Translation, you don't have to understand it to use it. Let it be a
magic black box that does its thing.
But than as you keep pointing out, what your doing now works for you,
so there's no need to change it.
BTW I found your Mongolian fly analogy amusing in its own right.
>I wound up saying,
>
>>I think I have finally figured it out.
>>
>>Gary really *IS* speaking Outer Mongolian. He's been speaking it
>>for several years and although he still has an accent, other
>>speakers can understand him. But, because it's not his native
>>language and because he isn't a professional Outer Mongolian
>>bard, he assumes that everyone he meets here in Manchuria, not
>>far from the Outer Mongolian border, speaks it at least as well
>>or better than he does.
>>
>>Stretching the analogy to breaking point....
>>
>>So here I come, and I don't speak Outer Mongolian, I barely speak
>>Manchurian, and I'm complaining about those nasty little flies I
>>run into every time I go to Outer Mongolia, and he says, "Oh, the
>>paddy flies?
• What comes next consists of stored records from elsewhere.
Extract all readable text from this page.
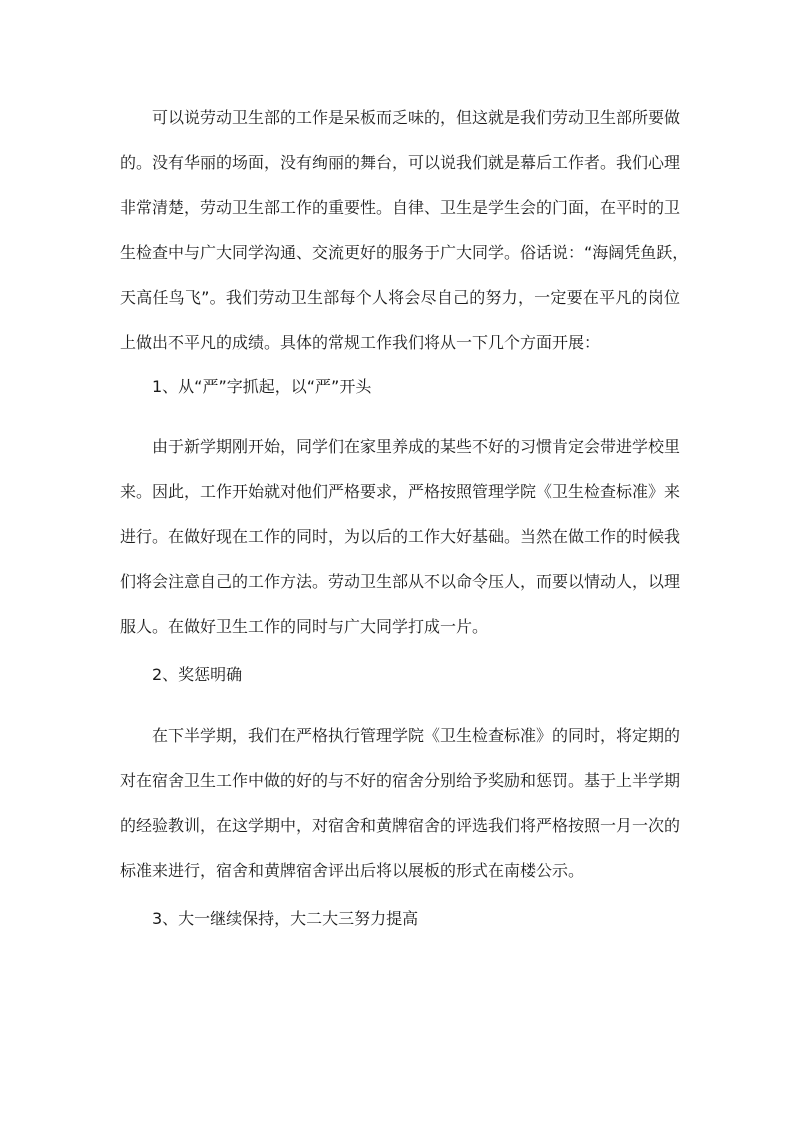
可以说劳动卫生部的工作是呆板而乏味的，但这就是我们劳动卫生部所要做
的。没有华丽的场面，没有绚丽的舞台，可以说我们就是幕后工作者。我们心理
非常清楚，劳动卫生部工作的重要性。自律、卫生是学生会的门面，在平时的卫
生检查中与广大同学沟通、交流更好的服务于广大同学。俗话说：“海阔凭鱼跃，
天高任鸟飞”。我们劳动卫生部每个人将会尽自己的努力，一定要在平凡的岗位
上做出不平凡的成绩。具体的常规工作我们将从一下几个方面开展：

1、从“严”字抓起，以“严”开头

由于新学期刚开始，同学们在家里养成的某些不好的习惯肯定会带进学校里
来。因此，工作开始就对他们严格要求，严格按照管理学院《卫生检查标准》来
进行。在做好现在工作的同时，为以后的工作大好基础。当然在做工作的时候我
们将会注意自己的工作方法。劳动卫生部从不以命令压人，而要以情动人，以理
服人。在做好卫生工作的同时与广大同学打成一片。

2、奖惩明确

在下半学期，我们在严格执行管理学院《卫生检查标准》的同时，将定期的
对在宿舍卫生工作中做的好的与不好的宿舍分别给予奖励和惩罚。基于上半学期
的经验教训，在这学期中，对宿舍和黄牌宿舍的评选我们将严格按照一月一次的
标准来进行，宿舍和黄牌宿舍评出后将以展板的形式在南楼公示。

3、大一继续保持，大二大三努力提高
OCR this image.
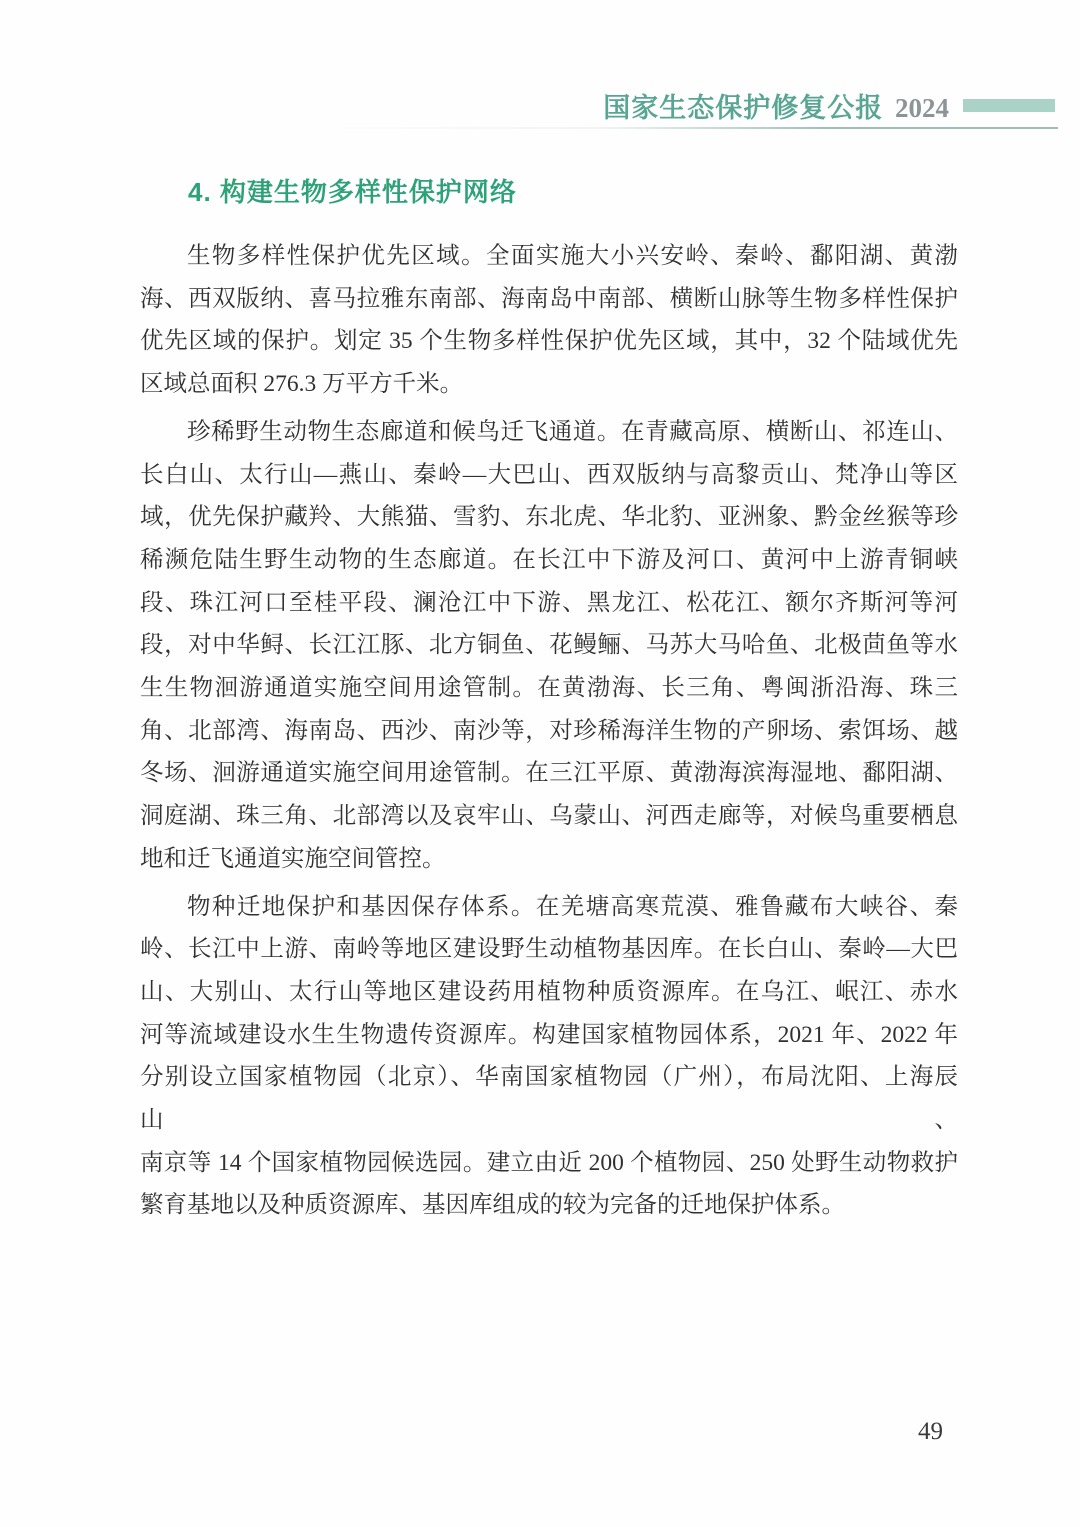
国家生态保护修复公报 2024
4. 构建生物多样性保护网络
生物多样性保护优先区域。全面实施大小兴安岭、秦岭、鄱阳湖、黄渤
海、西双版纳、喜马拉雅东南部、海南岛中南部、横断山脉等生物多样性保护
优先区域的保护。划定 35 个生物多样性保护优先区域，其中，32 个陆域优先
区域总面积 276.3 万平方千米。
珍稀野生动物生态廊道和候鸟迁飞通道。在青藏高原、横断山、祁连山、
长白山、太行山—燕山、秦岭—大巴山、西双版纳与高黎贡山、梵净山等区
域，优先保护藏羚、大熊猫、雪豹、东北虎、华北豹、亚洲象、黔金丝猴等珍
稀濒危陆生野生动物的生态廊道。在长江中下游及河口、黄河中上游青铜峡
段、珠江河口至桂平段、澜沧江中下游、黑龙江、松花江、额尔齐斯河等河
段，对中华鲟、长江江豚、北方铜鱼、花鳗鲡、马苏大马哈鱼、北极茴鱼等水
生生物洄游通道实施空间用途管制。在黄渤海、长三角、粤闽浙沿海、珠三
角、北部湾、海南岛、西沙、南沙等，对珍稀海洋生物的产卵场、索饵场、越
冬场、洄游通道实施空间用途管制。在三江平原、黄渤海滨海湿地、鄱阳湖、
洞庭湖、珠三角、北部湾以及哀牢山、乌蒙山、河西走廊等，对候鸟重要栖息
地和迁飞通道实施空间管控。
物种迁地保护和基因保存体系。在羌塘高寒荒漠、雅鲁藏布大峡谷、秦
岭、长江中上游、南岭等地区建设野生动植物基因库。在长白山、秦岭—大巴
山、大别山、太行山等地区建设药用植物种质资源库。在乌江、岷江、赤水
河等流域建设水生生物遗传资源库。构建国家植物园体系，2021 年、2022 年
分别设立国家植物园（北京）、华南国家植物园（广州），布局沈阳、上海辰山、
南京等 14 个国家植物园候选园。建立由近 200 个植物园、250 处野生动物救护
繁育基地以及种质资源库、基因库组成的较为完备的迁地保护体系。
49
All you have to do is burn zwoot on the household
>>altar."
>>
>>I say, "I don't think we have a household altar, and what's
>>zwoot?"
>>
>>........
>>
>>Many, many misunderstandings later, we finally figure out that
>>what's been bothering me is not paddy flies but house flies,
>>which he doesn't even notice because they don't sting, and anyway
>>the remedy for *them* is not to burn zwoot on the household altar
>>but to sacrifice a gledehopper and bury it under the threshold.
>>By which time Gary is in despair over how dense I am and I am
>>three-quarters decided never to try visiting Outer Mongolia
>>again.
>
>So let's not go there any more.
>
>Dorothy J. Heydt
>Albany, California
>djheydt@[EMAIL PROTECTED]
I pledge allegiance to the Constitution of the United States of America,
and to the republic which it established, one nation, from many peoples,
promising liberty and justice for all.
Feel free to use the above variant pledge in your own postings.